I’ve long been fascinated by forensic science, an interest that stretches back to my pre-teens and watching Quincy M.E. on a Monday night. I also vividly recall a 1980s TV series called Indelible Evidence, where Ludovic Kennedy introduced dramatisations of real-life cases solved using various forensic techniques. One extraordinary episode centred on a half-eaten apple, left at the crime scene. The bite marks were distinctive enough to allow scientists to reconstruct not only the man’s teeth, but also his whole skull and facial appearance.

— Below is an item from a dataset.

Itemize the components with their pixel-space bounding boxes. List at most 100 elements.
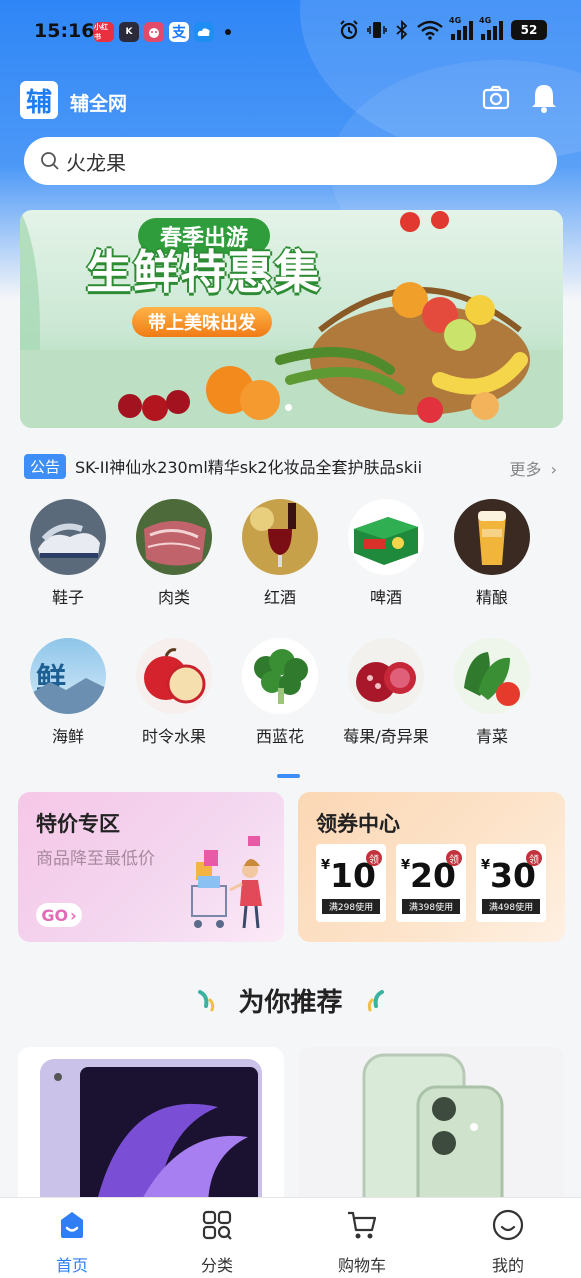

These sorts of extraordinary – but true – stories are in abundance in Nigel McCrery’s book. McCrery’s own background is as a policeman; leaving the force, he subsequently joined the BBC where he was behind the creation of several successful programmes, including (surprise, surprise) Silent Witness. So as well as knowing the subject inside out, McCrery is well used to making complex subjects understandable, and this is one of the strengths of the book. It is also arranged clearly, with each chapter dealing with a different branch of forensics. Thus there are sections on identity (which includes the struggle to identify habitual criminals, and the introduction of techniques such as fingerprinting), ballistics (from which I learnt that the calibre of a handgun is measured in hundredths of an inch), blood (describing the difficulty, 150 years ago, of distinguishing human and animal blood) and trace evidence.
Of all these the last perhaps sounds least interesting, but I found it fascinating. It is here that we meet one of the founding fathers of modern forensics, Edmond Locard. Born in Lyon in 1877, he was responsible for founding France’s first police laboratory. Using the most up-to-date equipment and techniques, Locard was able to analyse tiny samples – of soil, fabric, metal – and use them to assist the police in catching the culprits.

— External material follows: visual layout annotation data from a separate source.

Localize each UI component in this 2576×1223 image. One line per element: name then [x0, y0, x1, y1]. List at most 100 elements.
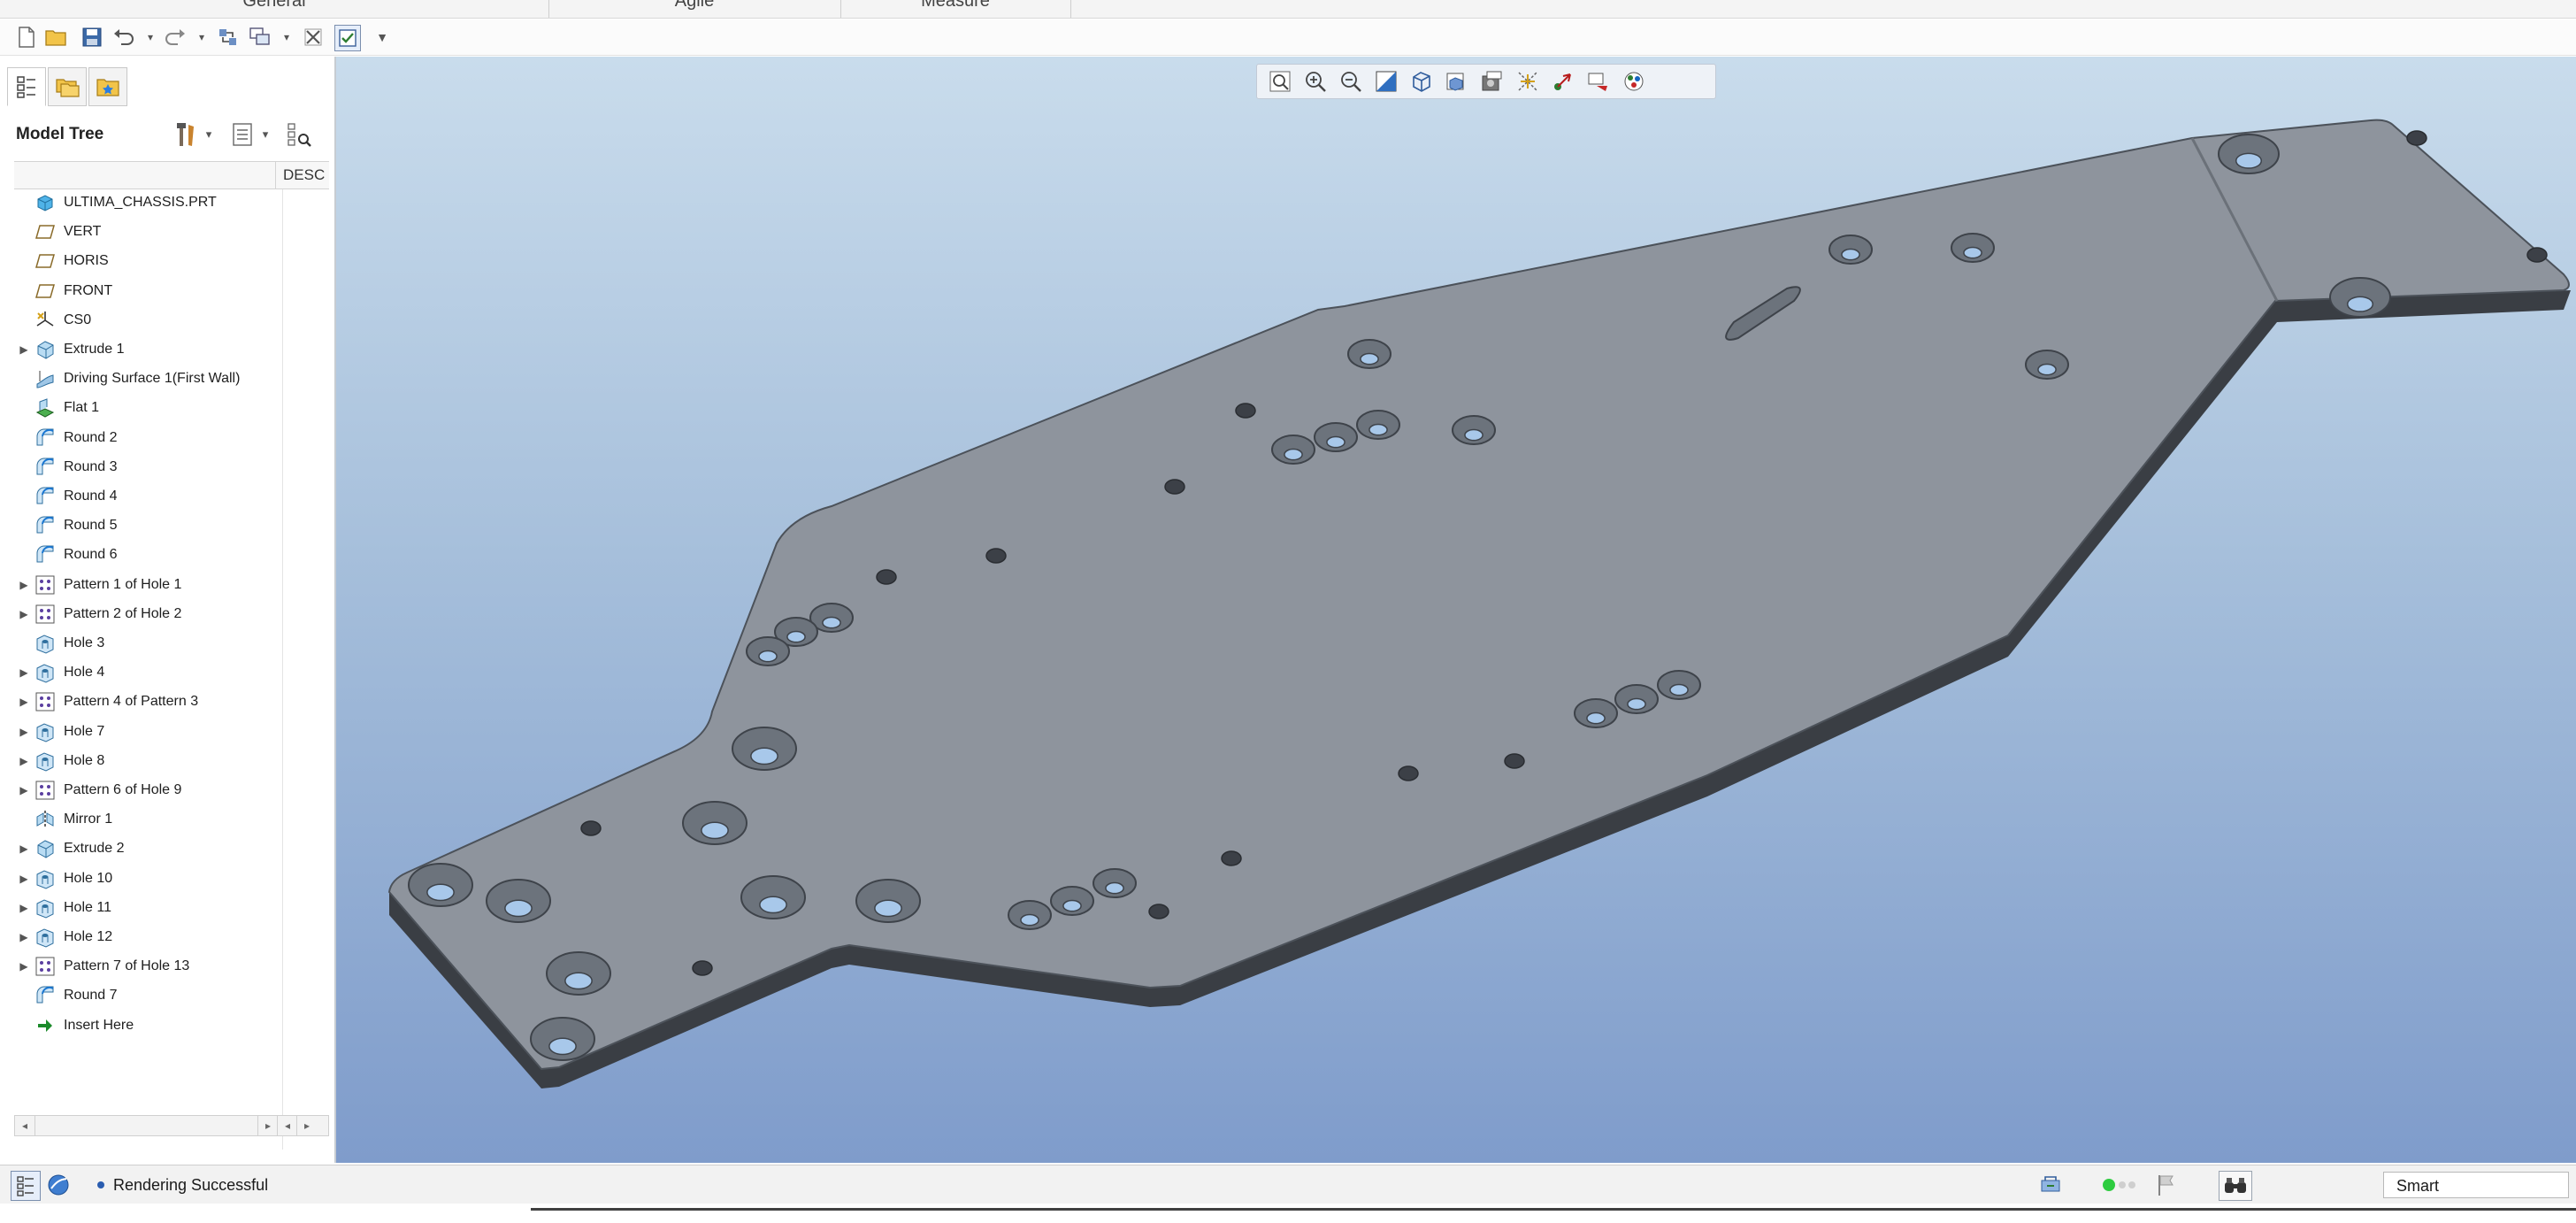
open-folder-icon[interactable]: [44, 25, 69, 50]
ribbon-group-measure[interactable]: Measure: [840, 0, 1071, 18]
through-hole[interactable]: [2406, 130, 2427, 146]
tree-item[interactable]: Hole 3: [14, 630, 280, 657]
hole-bore[interactable]: [1841, 248, 1860, 261]
datum-display-filters-icon[interactable]: [1510, 66, 1545, 96]
check-model-icon[interactable]: [334, 25, 361, 51]
tree-item[interactable]: ▶ Hole 11: [14, 895, 280, 921]
through-hole[interactable]: [692, 960, 713, 976]
tab-model-tree[interactable]: [7, 67, 46, 106]
zoom-in-icon[interactable]: [1298, 66, 1333, 96]
annotation-display-icon[interactable]: [1581, 66, 1616, 96]
expand-arrow-icon[interactable]: ▶: [14, 336, 34, 363]
tree-item[interactable]: ▶ Extrude 1: [14, 336, 280, 363]
saved-orientations-icon[interactable]: [1439, 66, 1475, 96]
expand-arrow-icon[interactable]: ▶: [14, 865, 34, 892]
redo-dropdown-icon[interactable]: ▾: [196, 30, 207, 44]
tree-item[interactable]: ▶ Hole 10: [14, 865, 280, 892]
hole-bore[interactable]: [874, 899, 902, 918]
tree-item[interactable]: Round 2: [14, 425, 280, 451]
hole-bore[interactable]: [1105, 881, 1124, 895]
settings-tools-icon[interactable]: [172, 120, 200, 149]
hole-bore[interactable]: [1464, 428, 1484, 442]
tree-item[interactable]: Round 3: [14, 454, 280, 481]
tree-item[interactable]: Round 4: [14, 483, 280, 510]
toggle-browser-icon[interactable]: [44, 1171, 73, 1199]
hole-bore[interactable]: [1963, 246, 1982, 259]
hole-bore[interactable]: [1284, 448, 1303, 461]
zoom-out-icon[interactable]: [1333, 66, 1368, 96]
tree-item[interactable]: Flat 1: [14, 395, 280, 421]
redo-icon[interactable]: [163, 25, 188, 50]
tree-item[interactable]: VERT: [14, 219, 280, 245]
hole-bore[interactable]: [1627, 697, 1646, 711]
through-hole[interactable]: [2526, 247, 2548, 263]
expand-arrow-icon[interactable]: ▶: [14, 601, 34, 627]
hole-bore[interactable]: [822, 616, 841, 629]
toggle-navigator-icon[interactable]: [11, 1171, 41, 1201]
selection-filter-dropdown[interactable]: Smart: [2383, 1172, 2569, 1198]
scroll-left-icon[interactable]: ◂: [15, 1116, 35, 1135]
windows-icon[interactable]: [248, 25, 272, 50]
through-hole[interactable]: [1504, 753, 1525, 769]
hole-bore[interactable]: [701, 821, 729, 840]
regenerate-icon[interactable]: [216, 25, 241, 50]
through-hole[interactable]: [1398, 765, 1419, 781]
tree-item[interactable]: ▶ Pattern 4 of Pattern 3: [14, 688, 280, 715]
through-hole[interactable]: [1164, 479, 1185, 495]
column-scroll-right-icon[interactable]: ▸: [296, 1116, 317, 1135]
through-hole[interactable]: [1148, 904, 1169, 919]
through-hole[interactable]: [985, 548, 1007, 564]
expand-arrow-icon[interactable]: ▶: [14, 572, 34, 598]
hole-bore[interactable]: [786, 630, 806, 643]
expand-arrow-icon[interactable]: ▶: [14, 895, 34, 921]
expand-arrow-icon[interactable]: ▶: [14, 688, 34, 715]
through-hole[interactable]: [876, 569, 897, 585]
tree-item[interactable]: ▶ Hole 12: [14, 924, 280, 950]
hole-bore[interactable]: [750, 747, 778, 765]
display-style-icon[interactable]: [1404, 66, 1439, 96]
expand-arrow-icon[interactable]: ▶: [14, 924, 34, 950]
tree-item[interactable]: ▶ Hole 8: [14, 748, 280, 774]
appearance-icon[interactable]: [1616, 66, 1652, 96]
tree-item[interactable]: ▶ Hole 4: [14, 659, 280, 686]
expand-arrow-icon[interactable]: ▶: [14, 777, 34, 804]
tree-item[interactable]: ▶ Pattern 6 of Hole 9: [14, 777, 280, 804]
view-manager-icon[interactable]: [1475, 66, 1510, 96]
tree-item[interactable]: ▶ Pattern 1 of Hole 1: [14, 572, 280, 598]
tab-folder-browser[interactable]: [48, 67, 87, 106]
show-list-icon[interactable]: [228, 120, 257, 149]
tree-item[interactable]: CS0: [14, 307, 280, 334]
expand-arrow-icon[interactable]: ▶: [14, 953, 34, 980]
repaint-icon[interactable]: [1368, 66, 1404, 96]
show-dropdown-icon[interactable]: ▾: [258, 120, 272, 149]
ribbon-group-general[interactable]: General: [0, 0, 549, 18]
tree-filters-icon[interactable]: [285, 120, 313, 149]
hole-bore[interactable]: [1586, 711, 1606, 725]
close-window-icon[interactable]: [301, 25, 326, 50]
scroll-right-icon[interactable]: ▸: [257, 1116, 278, 1135]
save-icon[interactable]: [80, 25, 104, 50]
column-header-desc[interactable]: DESC: [275, 162, 329, 188]
new-file-icon[interactable]: [14, 25, 39, 50]
hole-bore[interactable]: [1360, 352, 1379, 365]
hole-bore[interactable]: [504, 899, 533, 918]
hole-bore[interactable]: [759, 896, 787, 914]
tab-favorites[interactable]: [88, 67, 127, 106]
tree-item[interactable]: ▶ Pattern 7 of Hole 13: [14, 953, 280, 980]
hole-bore[interactable]: [564, 972, 593, 990]
tree-item[interactable]: Insert Here: [14, 1012, 280, 1039]
tree-item[interactable]: ULTIMA_CHASSIS.PRT: [14, 189, 280, 216]
spin-center-icon[interactable]: [1545, 66, 1581, 96]
hole-bore[interactable]: [548, 1037, 577, 1056]
through-hole[interactable]: [1221, 850, 1242, 866]
tree-item[interactable]: HORIS: [14, 248, 280, 274]
tree-item[interactable]: ▶ Extrude 2: [14, 835, 280, 862]
through-hole[interactable]: [1235, 403, 1256, 419]
hole-bore[interactable]: [758, 650, 778, 663]
column-scroll-left-icon[interactable]: ◂: [277, 1116, 297, 1135]
find-icon[interactable]: [2219, 1171, 2252, 1201]
hole-bore[interactable]: [426, 883, 455, 902]
expand-arrow-icon[interactable]: ▶: [14, 835, 34, 862]
hole-bore[interactable]: [2037, 363, 2057, 376]
expand-arrow-icon[interactable]: ▶: [14, 719, 34, 745]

In several cases, it’s incredible the amount of information Locard is able to glean from such trifles, bringing to mind ‘the most perfect reasoning and observing machine that the world has seen‘, Sherlock Holmes. Indeed, it was Holmes who partly inspired the young Locard to follow his profession; and I’d be interested to see what his memoirs say about his fictional counterpart, titled as they are Policiers de roman et policier de laboratoire (Detectives in Novels and Detectives in the Laboratory). Locard’s work was so ground-breaking that his influence is still felt today. He lends his name to Locard’s Exchange Principle – ‘Every contact leaves a trace‘ – which is a particularly apt subtitle for this book.

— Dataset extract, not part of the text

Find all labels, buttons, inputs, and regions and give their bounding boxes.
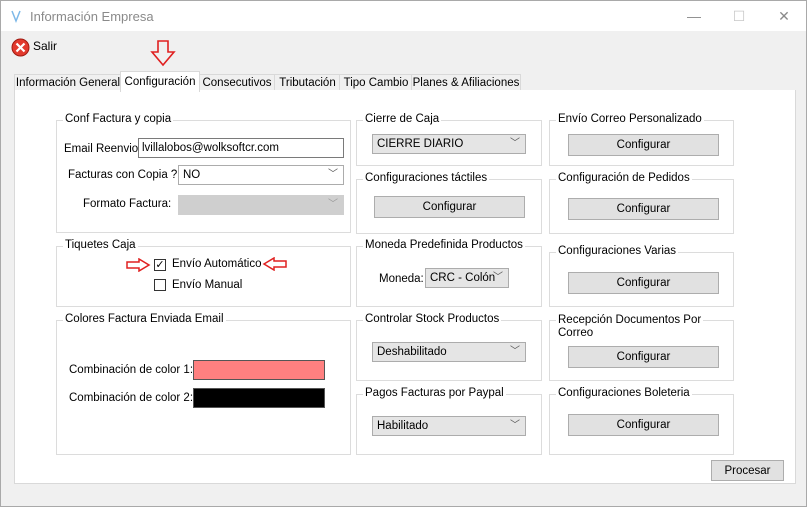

One of the grimmest chapters concerns the human body. When dealing with a murder, it is often the victim that can offer the greatest number of clues to the identity of the killer – not just because of who they are, but also because of any physical evidence that may have been left behind. This chapter also demonstrates just how far the investigation of serious crime has come over the last 200 years, and how differently a body is dealt with and treated by the authorities today.
One particularly gruesome case involves the eminent pathologist Sir Bernard Spilsbury (who was involved in a number of landmark cases during his career, including Dr. Crippen and the infamous ‘Brighton Trunk Murder’ – a name to conjure with, for sure). Spilsbury was shocked to visit a crime scene, and witness ‘police officers having to remove rotting flesh and body parts… with their bare hands.‘ This was less than 90 years ago, and Spilsbury’s outrage lead to meetings with the Home Office, and the more formalised management of crime scenes. The wider use of specialist equipment and materials was also adopted, to ensure that vital forensic evidence was not lost.
This was always going to be an easy book for me to read, and I particularly liked the way that its arrangement meant you could easily dip into and out of it. In some cases, there was the feeling that McCrery was trying to pack too much in; a longer appraisal of fewer cases would have been welcome. There were also a few obvious typos, which I found irritating and (in a couple of instances) somewhat confusing. But these shouldn’t detract from what is a really well-written and researched book, perfectly designed for the Quincy or Sam Ryan in your life – especially as the festive season is fast approaching. Just one word of advice – if you do buy it, I’d probably delay starting it until after you’ve finished the Christmas dinner.